The philosophy is flawless and we see it implemented in the world of work. The world of work is almost synonymous with the concept. Why? Because we see the infrastructure built deeply into our society. Alongside experience, the existence of degrees, Master’s, PhD’s all the way to apprenticeships, internships and volunteering roles all help us to move in the right direction. By building experience, qualifications and soft skills we are able to better ourselves and add additional value to any of our ventures. 

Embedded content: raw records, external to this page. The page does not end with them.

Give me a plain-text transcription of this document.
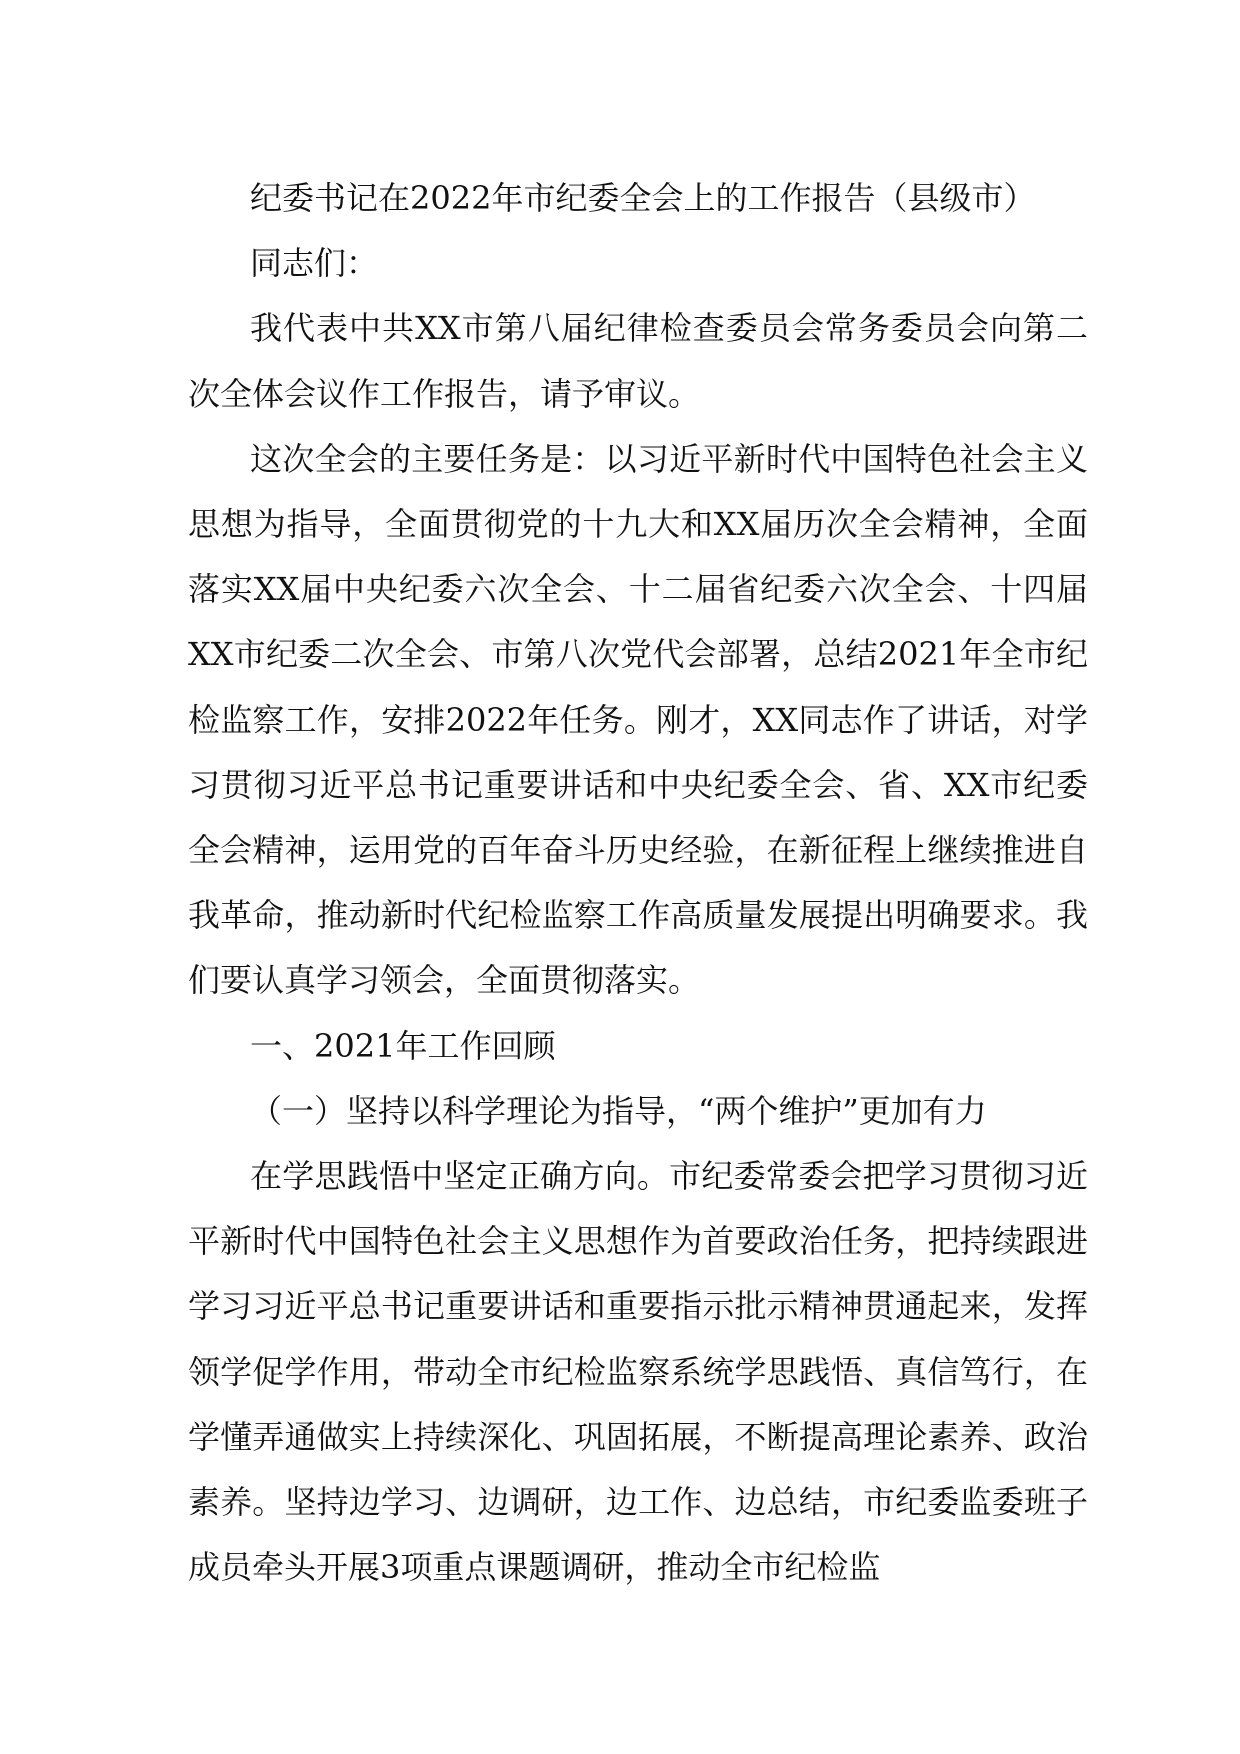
纪委书记在2022年市纪委全会上的工作报告（县级市）

同志们：

我代表中共XX市第八届纪律检查委员会常务委员会向第二次全体会议作工作报告，请予审议。

这次全会的主要任务是：以习近平新时代中国特色社会主义思想为指导，全面贯彻党的十九大和XX届历次全会精神，全面落实XX届中央纪委六次全会、十二届省纪委六次全会、十四届XX市纪委二次全会、市第八次党代会部署，总结2021年全市纪检监察工作，安排2022年任务。刚才，XX同志作了讲话，对学习贯彻习近平总书记重要讲话和中央纪委全会、省、XX市纪委全会精神，运用党的百年奋斗历史经验，在新征程上继续推进自我革命，推动新时代纪检监察工作高质量发展提出明确要求。我们要认真学习领会，全面贯彻落实。

一、2021年工作回顾

（一）坚持以科学理论为指导，“两个维护”更加有力

在学思践悟中坚定正确方向。市纪委常委会把学习贯彻习近平新时代中国特色社会主义思想作为首要政治任务，把持续跟进学习习近平总书记重要讲话和重要指示批示精神贯通起来，发挥领学促学作用，带动全市纪检监察系统学思践悟、真信笃行，在学懂弄通做实上持续深化、巩固拓展，不断提高理论素养、政治素养。坚持边学习、边调研，边工作、边总结，市纪委监委班子成员牵头开展3项重点课题调研，推动全市纪检监
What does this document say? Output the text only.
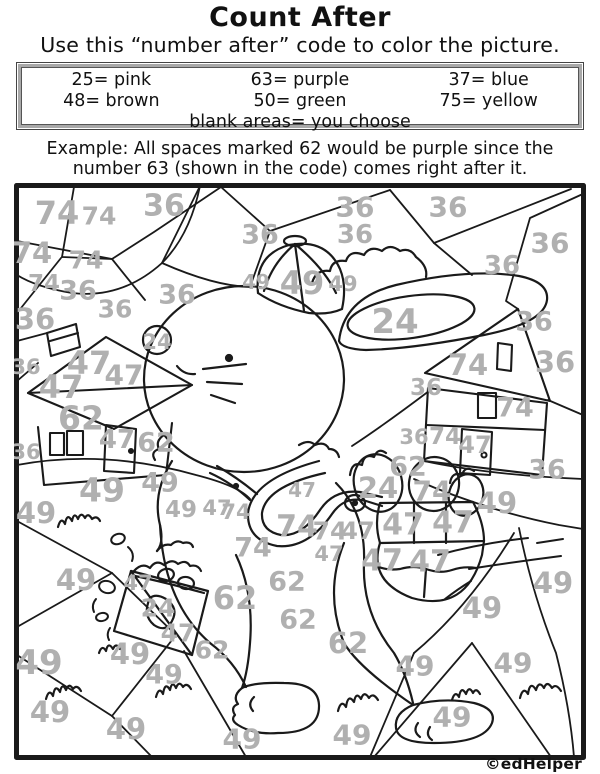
Count After
Use this “number after” code to color the picture.
25= pink	63= purple	37= blue
48= brown	50= green	75= yellow
blank areas= you choose
Example: All spaces marked 62 would be purple since the
number 63 (shown in the code) comes right after it.
74 74 36
36
36
36
36
36
36
74 74
74 36
36
36
36 49 49 49
24	24
36
36
47
47
47
62
47 62
36
74 36
36
74
36 74
47
62	36
49 49
49	49 47
74
47 24 74 49
74
74
47 47 47
74 47 47 47
49 47	62	49
62
24	49
62
47
62	62
49 49
49	49 49
49 49	49	49
49
©edHelper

So what does Meritocracy do for you? It gives you full control on where you are going and how fast you’ll get there. Of course, there are other variables that affect your progression such as the existent economic climate. Yet, the destination relies on you. So whatever position you are in, meritocracy holds you responsible and that is the beauty of it. You are less a victim of the job market and more the captain of your ship you steer. It empowers you to move.

More than that, it gives you a full view of the endless possibilities stretching ahead of you rather than leaving you facing a brick wall. In many ways, it leaves you optimistic and filled with prospects. Meritocracy encourages you to pursue your passions and adapt a lifestyle of hard work and great rewards.

If you are in a place where you can reasonably call yourself successful, it most likely did not fall into your lap. You started somewhere where you had less than and built that plan. It prepared you with not just physical skill, but with resilience and ambition i.e. it prepared you with the right mindset. So whether you believe meritocracy to be too good to be true; held back by politics and social justice issues, or a given in the society we live in, internalising its values will help you grasp the opportunities available to you and encourage you to take them.